Vision

The Legacy Center for Community Success envisions building a successful community where POTENTIAL is REALIZED.

Mission

To provide evidence-based learning and developmental strategies in collaboration with other organizations to help individuals reach their full potential.

History of The Legacy Center

The Legacy Center for Student Success (TLC) was founded on July 1, 2004 as a “think and do” tank. The initial Board of Directors, consisting of Dr. Gary Hughes, Superintendent of Midland Public Schools and Denise Spencer, CEO of the Midland Area Community Foundation, first met on July 6, 2004. The Board subsequently elected W. Lynn Weimer, President UniTrust, Inc., Linda Stavropoulos, Community Volunteer, and Bobbie Arnold, CEO of The Charles J. Strosacker Foundation to form the initial TLC Board of Directors. TLC received its 501(c) (3) designation on September 10, 2004.

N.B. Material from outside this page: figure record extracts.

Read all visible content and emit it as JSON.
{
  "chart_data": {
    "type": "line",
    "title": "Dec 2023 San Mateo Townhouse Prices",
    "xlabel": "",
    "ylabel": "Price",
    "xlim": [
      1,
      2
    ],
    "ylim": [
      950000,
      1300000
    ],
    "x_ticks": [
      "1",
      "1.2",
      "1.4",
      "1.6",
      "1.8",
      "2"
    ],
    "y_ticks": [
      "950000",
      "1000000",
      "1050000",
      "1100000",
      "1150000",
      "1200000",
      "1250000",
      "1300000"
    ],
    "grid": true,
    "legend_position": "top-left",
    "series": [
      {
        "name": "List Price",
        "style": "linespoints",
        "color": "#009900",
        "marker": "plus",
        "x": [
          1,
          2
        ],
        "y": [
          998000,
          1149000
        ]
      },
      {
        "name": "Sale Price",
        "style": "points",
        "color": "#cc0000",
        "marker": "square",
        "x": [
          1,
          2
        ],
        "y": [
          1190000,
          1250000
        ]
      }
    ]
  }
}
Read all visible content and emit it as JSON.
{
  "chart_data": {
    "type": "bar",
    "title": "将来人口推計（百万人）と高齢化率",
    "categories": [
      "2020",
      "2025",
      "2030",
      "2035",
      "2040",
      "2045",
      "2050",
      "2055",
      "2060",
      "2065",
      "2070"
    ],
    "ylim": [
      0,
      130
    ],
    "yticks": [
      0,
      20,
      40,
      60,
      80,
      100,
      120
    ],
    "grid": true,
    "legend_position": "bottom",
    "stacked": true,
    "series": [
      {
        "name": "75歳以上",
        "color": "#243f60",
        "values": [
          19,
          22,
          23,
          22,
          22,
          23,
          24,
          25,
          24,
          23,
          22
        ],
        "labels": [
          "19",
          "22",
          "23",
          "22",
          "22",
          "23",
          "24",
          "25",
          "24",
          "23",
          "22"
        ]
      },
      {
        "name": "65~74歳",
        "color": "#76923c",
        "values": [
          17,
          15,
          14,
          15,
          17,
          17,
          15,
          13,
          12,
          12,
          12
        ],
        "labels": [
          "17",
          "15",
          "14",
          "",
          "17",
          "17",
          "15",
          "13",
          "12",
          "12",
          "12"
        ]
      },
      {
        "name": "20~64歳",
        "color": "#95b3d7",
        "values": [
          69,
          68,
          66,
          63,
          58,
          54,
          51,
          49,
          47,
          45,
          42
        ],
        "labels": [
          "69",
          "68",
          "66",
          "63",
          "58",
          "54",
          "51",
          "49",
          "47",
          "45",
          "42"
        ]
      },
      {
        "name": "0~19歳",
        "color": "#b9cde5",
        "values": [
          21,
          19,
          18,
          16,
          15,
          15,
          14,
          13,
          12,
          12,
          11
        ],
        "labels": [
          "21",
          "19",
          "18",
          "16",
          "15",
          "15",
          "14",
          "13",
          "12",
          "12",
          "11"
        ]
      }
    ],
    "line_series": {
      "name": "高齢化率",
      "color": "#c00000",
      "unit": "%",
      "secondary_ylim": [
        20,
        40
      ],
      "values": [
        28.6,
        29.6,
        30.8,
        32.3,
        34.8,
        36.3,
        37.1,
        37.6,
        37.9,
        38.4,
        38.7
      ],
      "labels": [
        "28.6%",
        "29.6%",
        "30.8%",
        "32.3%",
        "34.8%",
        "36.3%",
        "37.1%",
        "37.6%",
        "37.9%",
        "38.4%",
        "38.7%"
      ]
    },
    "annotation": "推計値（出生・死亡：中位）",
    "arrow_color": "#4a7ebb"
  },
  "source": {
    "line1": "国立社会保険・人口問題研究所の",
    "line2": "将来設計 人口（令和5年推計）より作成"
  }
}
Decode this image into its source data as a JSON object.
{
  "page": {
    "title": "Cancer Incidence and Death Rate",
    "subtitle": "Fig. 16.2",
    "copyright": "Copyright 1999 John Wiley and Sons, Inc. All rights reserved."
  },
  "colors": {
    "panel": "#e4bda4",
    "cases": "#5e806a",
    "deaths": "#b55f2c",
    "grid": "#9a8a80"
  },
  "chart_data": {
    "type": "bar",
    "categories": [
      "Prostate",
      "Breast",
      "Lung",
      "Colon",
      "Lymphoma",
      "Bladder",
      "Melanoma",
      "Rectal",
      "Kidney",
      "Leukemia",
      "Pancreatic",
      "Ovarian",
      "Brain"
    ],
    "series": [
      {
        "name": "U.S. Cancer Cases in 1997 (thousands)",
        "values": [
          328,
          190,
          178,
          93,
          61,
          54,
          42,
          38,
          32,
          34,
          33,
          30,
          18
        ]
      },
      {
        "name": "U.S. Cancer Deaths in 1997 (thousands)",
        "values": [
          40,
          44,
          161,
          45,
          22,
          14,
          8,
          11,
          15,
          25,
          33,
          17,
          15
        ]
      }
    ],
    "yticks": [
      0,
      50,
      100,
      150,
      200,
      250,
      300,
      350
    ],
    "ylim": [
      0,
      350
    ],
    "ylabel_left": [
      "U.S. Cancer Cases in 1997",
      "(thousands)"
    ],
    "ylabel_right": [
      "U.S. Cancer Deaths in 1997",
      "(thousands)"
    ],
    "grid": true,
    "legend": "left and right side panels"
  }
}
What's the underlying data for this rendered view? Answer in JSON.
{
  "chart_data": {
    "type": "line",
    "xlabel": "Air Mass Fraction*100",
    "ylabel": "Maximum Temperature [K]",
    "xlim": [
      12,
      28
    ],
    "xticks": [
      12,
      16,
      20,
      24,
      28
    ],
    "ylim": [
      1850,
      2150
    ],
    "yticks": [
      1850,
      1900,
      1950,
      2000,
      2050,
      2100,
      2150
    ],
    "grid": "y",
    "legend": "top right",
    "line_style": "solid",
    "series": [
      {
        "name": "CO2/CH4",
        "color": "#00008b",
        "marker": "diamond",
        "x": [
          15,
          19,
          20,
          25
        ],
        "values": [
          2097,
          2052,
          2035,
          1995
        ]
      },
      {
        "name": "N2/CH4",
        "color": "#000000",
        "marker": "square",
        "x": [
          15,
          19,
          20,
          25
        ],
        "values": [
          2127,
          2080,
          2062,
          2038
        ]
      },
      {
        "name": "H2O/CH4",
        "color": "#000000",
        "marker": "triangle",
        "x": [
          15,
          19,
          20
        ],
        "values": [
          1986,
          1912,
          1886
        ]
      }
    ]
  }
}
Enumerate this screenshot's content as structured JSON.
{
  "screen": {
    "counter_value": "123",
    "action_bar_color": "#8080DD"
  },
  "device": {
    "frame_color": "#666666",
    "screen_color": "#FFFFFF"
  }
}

TLC’s mission was to investigate outside-the-classroom factors that impede student learning and development, to devise programs that address the identified barriers, and to implement these initiatives through collaborative efforts with youth-serving agencies in the community. In addition, TLC rigorously measures the effectiveness of these programs to determine whether and to what extent their desired outcomes are being achieved. One of the more outstanding early and continuing successes was the implementation of Developmental Assets, a group of 40 positive and constructive character traits and attributes that all children should possess. In collaboration with the Midland County Probate Court and various partner agencies, this concept was promoted throughout the community resulting in significant and stunning reductions of multiple risk-taking activities including drug use and delinquent behaviors. TLC also developed a Model for Youth Success (originally known as the Youth Master Plan) that identified four Key Elements required for youth success, viz., Basic Needs and Safety, Physical Health, Wellbeing, and Education (including quality preschool experiences). This has become the strategic framework for youth programs in the community resulting in favorable and positive outcomes in education and health-related matters.

In 2010, TLC merged with the Literacy Council to form The Legacy Center for Community Success. This merger added literacy tutoring services for children and adults to TLC’s programming. Of particular emphasis has been the highly successful Barton Reading Program for students with dyslexia, the principal cause of low literacy skills. In 2011, TLC merged with the Midland Area Partnership for a Drug Free Youth organization (MAP). A Community Alliance for Youth Success was established to educate children and their families in order to prevent drug use. Emphasis has been especially focused on marijuana use and vaping. Community outreach has been principally accomplished through town hall meetings, presentations in schools, and through TLC’s widely acclaimed publication, “Youth Connections.” This periodical is distributed quarterly at no cost to every family with children enrolled at the secondary level in each county school. It is also available at local medical providers’ offices, coffee shops, and other public locations.

Today, TLC is an organization that is widely recognized as a valuable community resource. In partnership with community agencies, TLC is helping children and their families attain their maximum potential and to flourish and thrive.

Dick Dolinski
Richard Dolinski, Founder

Dick Dolinski is the founder and President Emeritus of The Legacy Center for Community Success. Dick also is President of Midland Kids First, a non-profit focusing on at-risk youth.
Dolinski earned a Ph. D. degree in physical organic chemistry from the University of Detroit. He was associated with The Dow Chemical Company for 32 years in various roles including research & development leadership in the US and Asia, commercial management including founding president of Dow’s global Automotive business, and as corporate vice president in Human Resources.